The World Bank reports the population desnity and life expectancy with several decimal places. After rounding, the original column is discarded.

In [17]:
LIFE = 'Life expectancy (years)'
life[LIFE] = life[LIFE_INDICATOR].apply(round)
headings = [COUNTRY, LIFE]
life = life[headings]
life.head()
Out[17]:
country Life expectancy (years)
34 Afghanistan 61
35 Albania 78
36 Algeria 71
39 Angola 52
40 Antigua and Barbuda 76

Combining the data

The tables are combined through an inner join on the common 'country' column.

In [18]:
pdVsLife = merge(popdens, life, on=COUNTRY, how='inner')
pdVsLife.head()
Out[18]:
country Population Desity (people per sq. km of land area) Life expectancy (years)
0 Canada 4 81
1 Central African Republic 8 50
2 Chad 10 51
3 Channel Islands 853 80
4 Chile 24 80

Calculating the correlation

To measure if the life expectancy and the GDP grow together, the Spearman rank correlation coefficient is used. It is a number from -1 (perfect inverse rank correlation: if one indicator increases, the other decreases) to 1 (perfect direct rank correlation: if one indicator increases, so does the other), with 0 meaning there is no rank correlation. A perfect correlation doesn't imply any cause-effect relation between the two indicators. A p-value below 0.05 means the correlation is statistically significant.

In [19]:
from scipy.stats import spearmanr

pdColumn = pdVsLife[POPDENS]
lifeColumn = pdVsLife[LIFE]
(correlation, pValue) = spearmanr(pdColumn, lifeColumn)
print('The correlation is', correlation)
if pValue < 0.05:
    print('It is statistically significant.', pValue)
else:
    print('It is not statistically significant.', pValue)
('The correlation is', 0.2940620186159793)
('It is statistically significant.', 0.00012623396817285377)
In [ ]:
 
In [ ]:
 

The value shows a statistically significant pValue and a correlation of 0.29. Not sure what to conclude from this, other than that it appears there supposedly is some connection between population density and life expectency.

In [ ]:
 

Showing the data

Measures of correlation can be misleading, so it is best to see the overall picture with a scatterplot.

In [22]:
%matplotlib inline
pdVsLife.plot(x=POPDENS, y=LIFE, kind='scatter', grid=True, logx=True, figsize=(10, 4))
Out[22]:
<matplotlib.axes._subplots.AxesSubplot at 0x10b2fb610>

All I conlcude from the scatterplot is that the countries that have a high population density are also in the upper ranges of life expectancy, but a low pop. density doesn't lead to a low life expectancy.

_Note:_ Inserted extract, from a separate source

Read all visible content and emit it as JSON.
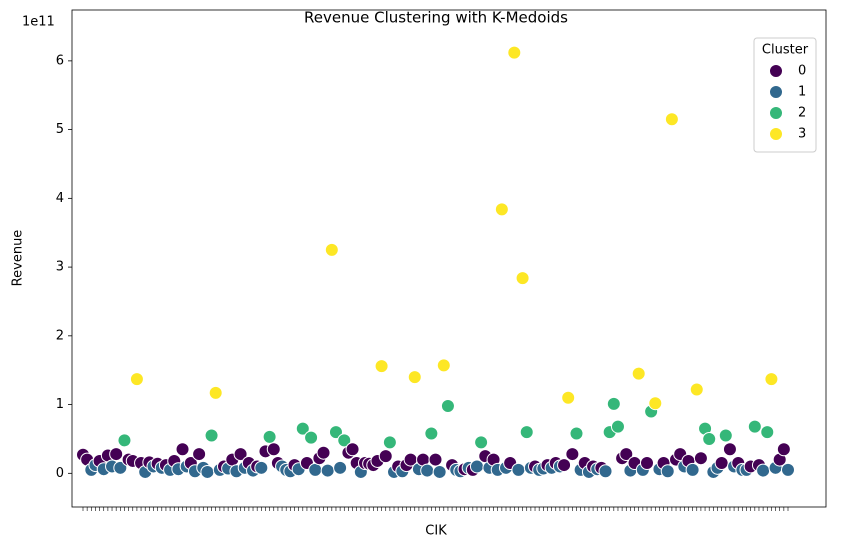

It should also be noted that population density is measured per country, and as there are many inhabitable areas in the world this number is likely to misrepresent the majority of the population in some cases.

In [24]:
# the 10 countries with lowest GDP
pdVsLife.sort(POPDENS).head(10)
Out[24]:
country Population Desity (people per sq. km of land area) Life expectancy (years)
88 Mongolia 2 68
47 Iceland 3 83
93 Namibia 3 64
135 Suriname 3 71
42 Guyana 4 66
71 Libya 4 75
83 Mauritania 4 62
0 Canada 4 81
31 Gabon 6 63
58 Kazakhstan 6 70
In [25]:
# the 10 countries with lowest life expectancy
pdVsLife.sort(LIFE).head(10)
Out[25]:
country Population Desity (people per sq. km of land area) Life expectancy (years)
122 Sierra Leone 86 46
69 Lesotho 69 49
136 Swaziland 73 49
1 Central African Republic 8 50
91 Mozambique 34 50
8 Congo, Dem. Rep. 32 50
11 Cote d'Ivoire 68 51
2 Chad 10 51
100 Nigeria 190 52
22 Equatorial Guinea 28 53

Conclusions

Based on the information shown below I would not dare conlcusing there is a relationship between country-wide population density and life expectancy in those countries. It would be interesting to apply this analysis on a regional basis (consistent population density and life expectancy data per region) if that data was available.